Monday, May 13, 2013

The Philippines - Ballots and Bullets


One of the fundamental realities of life has been written in a religious book: that the race is not always to the swift nor the battle to the strong. Nor bread to the wise, nor wealth to the skilled. In other words, it often happens that those who deserve much get little. Or they get the worst of a bad lot. That’s how things often turn out in politics.  

A mess.

And nowhere is it messier than in the Philippines, at least according to some Filipinos and observant foreigners with whom I talked when I was there last week.

One former politician — a former senator and member of the cabinet — said Philippine politics had gotten so dirty he could not get himself to run for any office any more.

A lawyer who was at one time an aspiring young politician said he had finally decided to remove himself from politics because he just didn’t have the stomach for the vote buying that is de rigueur in election campaigns.

The general election in Malaysia last week was far from perfect. If you believe reports by independent media, the ruling Barisan Nasional won through massive dole outs and gerrymandering. But the reportage that the Barisan lost the popular vote should assure you that most Malaysian voters are not impressed by dole outs.

In the Philippines, however, vote buying has been refined to an art. Votes are bought according to a hierarchy of prices. In some places, a vote can sell for as low as the peso equivalent of $2.50. In areas where the contest happens to be fierce and close, a vote commands the equivalent of $90.00.
The chairman of the Commission on Elections, repeating advice once given by the late Jaime Cardinal Sin, tells voters to accept the money, but vote according to their conscience anyway. It doesn’t work that way. The politicians and their enforcers always have a way of checking. They go as far as quarantining the voters they’ve bought so the rival camp can’t gain access to them until after election day.

An Indonesian friend who now lives in Manila admits that Indonesian elections aren’t perfect either. He says it’s a circus full of sound and fury, but you don’t hear of Indonesian politicians mowing down their rivals with an automatic.

He’s right. The only people killed in Indonesian elections are those who fall from the overcrowded tops of jam-packed campaign buses.

I took a look at a Manila newspaper last week and was stunned by the dismal list of casualties: two supporters of a gubernatorial candidate gunned down in one province. Other fatalities: one supporter of a mayoral candidate. The mayor of a town up north shot dead in Manila. Three soldiers going about their election-related duties fired on by communist rebels. And that’s just one day. Earlier, a central Mindanao mayor, ambushed and wounded, survived but lost two of his daughters.

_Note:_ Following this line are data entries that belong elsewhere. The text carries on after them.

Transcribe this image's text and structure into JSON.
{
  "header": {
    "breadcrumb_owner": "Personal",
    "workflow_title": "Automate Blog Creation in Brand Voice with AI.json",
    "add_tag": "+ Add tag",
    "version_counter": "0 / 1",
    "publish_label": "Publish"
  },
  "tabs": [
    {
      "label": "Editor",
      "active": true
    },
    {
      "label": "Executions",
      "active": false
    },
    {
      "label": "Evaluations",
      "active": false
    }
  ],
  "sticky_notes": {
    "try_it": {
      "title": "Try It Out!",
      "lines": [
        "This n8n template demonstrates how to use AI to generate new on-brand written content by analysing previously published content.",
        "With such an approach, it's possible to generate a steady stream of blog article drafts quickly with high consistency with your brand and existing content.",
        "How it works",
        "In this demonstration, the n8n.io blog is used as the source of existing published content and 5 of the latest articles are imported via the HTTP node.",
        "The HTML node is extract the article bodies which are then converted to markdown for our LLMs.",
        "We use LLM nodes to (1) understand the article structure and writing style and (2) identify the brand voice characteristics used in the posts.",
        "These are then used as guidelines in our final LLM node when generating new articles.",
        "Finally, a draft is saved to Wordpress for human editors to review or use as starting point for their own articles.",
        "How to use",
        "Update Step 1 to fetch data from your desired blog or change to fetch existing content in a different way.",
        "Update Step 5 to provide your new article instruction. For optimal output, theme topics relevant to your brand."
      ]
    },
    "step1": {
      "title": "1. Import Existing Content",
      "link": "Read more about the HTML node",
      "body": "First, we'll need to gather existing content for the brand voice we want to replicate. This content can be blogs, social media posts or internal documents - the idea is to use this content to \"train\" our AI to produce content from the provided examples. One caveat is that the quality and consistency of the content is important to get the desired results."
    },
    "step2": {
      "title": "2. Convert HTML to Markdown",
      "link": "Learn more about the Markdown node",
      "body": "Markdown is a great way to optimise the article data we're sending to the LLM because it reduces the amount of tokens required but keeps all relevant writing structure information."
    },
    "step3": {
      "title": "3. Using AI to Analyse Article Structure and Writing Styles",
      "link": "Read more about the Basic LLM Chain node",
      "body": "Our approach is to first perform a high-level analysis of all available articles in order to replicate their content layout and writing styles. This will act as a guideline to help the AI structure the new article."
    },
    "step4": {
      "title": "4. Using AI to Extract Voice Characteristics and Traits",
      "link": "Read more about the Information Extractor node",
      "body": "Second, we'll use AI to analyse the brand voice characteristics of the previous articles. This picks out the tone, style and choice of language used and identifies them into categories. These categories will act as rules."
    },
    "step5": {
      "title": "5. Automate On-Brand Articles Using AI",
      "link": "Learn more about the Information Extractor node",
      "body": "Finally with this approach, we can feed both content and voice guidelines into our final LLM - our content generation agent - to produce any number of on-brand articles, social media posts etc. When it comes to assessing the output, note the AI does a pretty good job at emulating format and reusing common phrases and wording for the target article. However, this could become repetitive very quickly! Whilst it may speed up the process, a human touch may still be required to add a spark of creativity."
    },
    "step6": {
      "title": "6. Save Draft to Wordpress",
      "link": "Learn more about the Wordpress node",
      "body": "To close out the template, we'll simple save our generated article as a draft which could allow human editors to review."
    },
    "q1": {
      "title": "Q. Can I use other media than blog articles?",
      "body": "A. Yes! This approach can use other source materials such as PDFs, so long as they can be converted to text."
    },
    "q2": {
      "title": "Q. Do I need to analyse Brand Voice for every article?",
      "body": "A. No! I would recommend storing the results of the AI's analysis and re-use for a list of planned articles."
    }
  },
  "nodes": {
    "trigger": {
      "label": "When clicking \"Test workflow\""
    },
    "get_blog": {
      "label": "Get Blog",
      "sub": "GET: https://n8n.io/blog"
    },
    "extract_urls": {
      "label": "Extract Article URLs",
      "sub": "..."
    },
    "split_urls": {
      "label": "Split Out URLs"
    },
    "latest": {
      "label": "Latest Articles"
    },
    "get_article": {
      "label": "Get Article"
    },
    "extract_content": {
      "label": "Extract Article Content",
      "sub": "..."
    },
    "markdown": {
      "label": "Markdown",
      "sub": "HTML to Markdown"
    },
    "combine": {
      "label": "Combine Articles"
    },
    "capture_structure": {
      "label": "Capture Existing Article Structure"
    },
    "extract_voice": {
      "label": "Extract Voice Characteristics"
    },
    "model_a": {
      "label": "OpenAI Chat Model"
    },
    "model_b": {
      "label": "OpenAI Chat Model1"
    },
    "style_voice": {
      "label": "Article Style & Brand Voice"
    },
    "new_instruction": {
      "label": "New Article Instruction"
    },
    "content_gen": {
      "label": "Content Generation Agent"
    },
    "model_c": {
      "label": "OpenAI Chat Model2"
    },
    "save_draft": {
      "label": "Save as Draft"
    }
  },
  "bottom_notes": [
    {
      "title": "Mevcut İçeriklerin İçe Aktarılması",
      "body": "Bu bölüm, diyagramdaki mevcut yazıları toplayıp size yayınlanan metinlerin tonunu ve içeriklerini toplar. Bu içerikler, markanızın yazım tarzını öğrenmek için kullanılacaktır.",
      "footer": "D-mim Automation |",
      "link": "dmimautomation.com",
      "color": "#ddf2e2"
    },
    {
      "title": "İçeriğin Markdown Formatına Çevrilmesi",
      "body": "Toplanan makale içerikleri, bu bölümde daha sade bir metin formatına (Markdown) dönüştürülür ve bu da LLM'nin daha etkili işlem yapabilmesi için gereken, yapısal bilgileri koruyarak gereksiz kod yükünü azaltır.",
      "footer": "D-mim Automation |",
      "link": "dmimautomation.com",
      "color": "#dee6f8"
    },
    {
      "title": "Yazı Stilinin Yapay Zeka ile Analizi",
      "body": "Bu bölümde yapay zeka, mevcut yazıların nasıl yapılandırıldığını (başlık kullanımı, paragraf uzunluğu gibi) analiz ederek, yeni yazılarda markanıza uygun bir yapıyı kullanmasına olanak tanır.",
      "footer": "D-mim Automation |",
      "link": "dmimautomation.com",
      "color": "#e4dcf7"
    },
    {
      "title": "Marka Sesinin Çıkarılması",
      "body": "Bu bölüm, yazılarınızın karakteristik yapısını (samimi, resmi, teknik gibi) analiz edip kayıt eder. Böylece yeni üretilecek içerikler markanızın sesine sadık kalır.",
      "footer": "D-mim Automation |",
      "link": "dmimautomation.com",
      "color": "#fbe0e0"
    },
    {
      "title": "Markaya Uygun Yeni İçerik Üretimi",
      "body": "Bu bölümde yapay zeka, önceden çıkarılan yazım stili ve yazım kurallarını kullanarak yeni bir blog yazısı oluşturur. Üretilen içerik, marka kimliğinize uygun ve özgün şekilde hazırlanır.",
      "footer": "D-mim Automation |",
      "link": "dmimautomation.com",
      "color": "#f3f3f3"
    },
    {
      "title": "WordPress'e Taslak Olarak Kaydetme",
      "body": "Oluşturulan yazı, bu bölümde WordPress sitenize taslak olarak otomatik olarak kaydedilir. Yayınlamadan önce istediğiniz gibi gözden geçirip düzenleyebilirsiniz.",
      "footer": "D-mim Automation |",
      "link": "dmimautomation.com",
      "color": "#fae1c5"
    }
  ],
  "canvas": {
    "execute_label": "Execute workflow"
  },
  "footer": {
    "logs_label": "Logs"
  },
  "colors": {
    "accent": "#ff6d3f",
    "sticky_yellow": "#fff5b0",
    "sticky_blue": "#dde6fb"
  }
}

From Jan. 13 to May 7, there were 66 election-related incidents, including 57 shootings that killed 42 individuals, among them 31 elected local officials. The good news is that this isn’t as bad as in 2010 when there were 93 such incidents and in 2008 when there were 101.

If it’s any consolation, senatorial and presidential candidates don’t shoot one another. That’s a pastime reserved for local candidates.

Meanwhile, the communist rebels are making a killing by extorting millions of pesos from candidates. Those who don’t pay up can’t campaign in villages the rebels control. They could even end up pumped full of lead.

Today, Filipino voters go to the polling stations, many of them herded by politicians’ enforcers. 

Good luck to Philippine democracy.

Yet I’m sure Philippine elections have their good points. One day I’m going to find out what they are.

Jamil Maidan Flores is a Jakarta-based writer whose interests include philosophy and foreign policy. He is also an English-language consultant for the Indonesian government. The views expressed here are his own.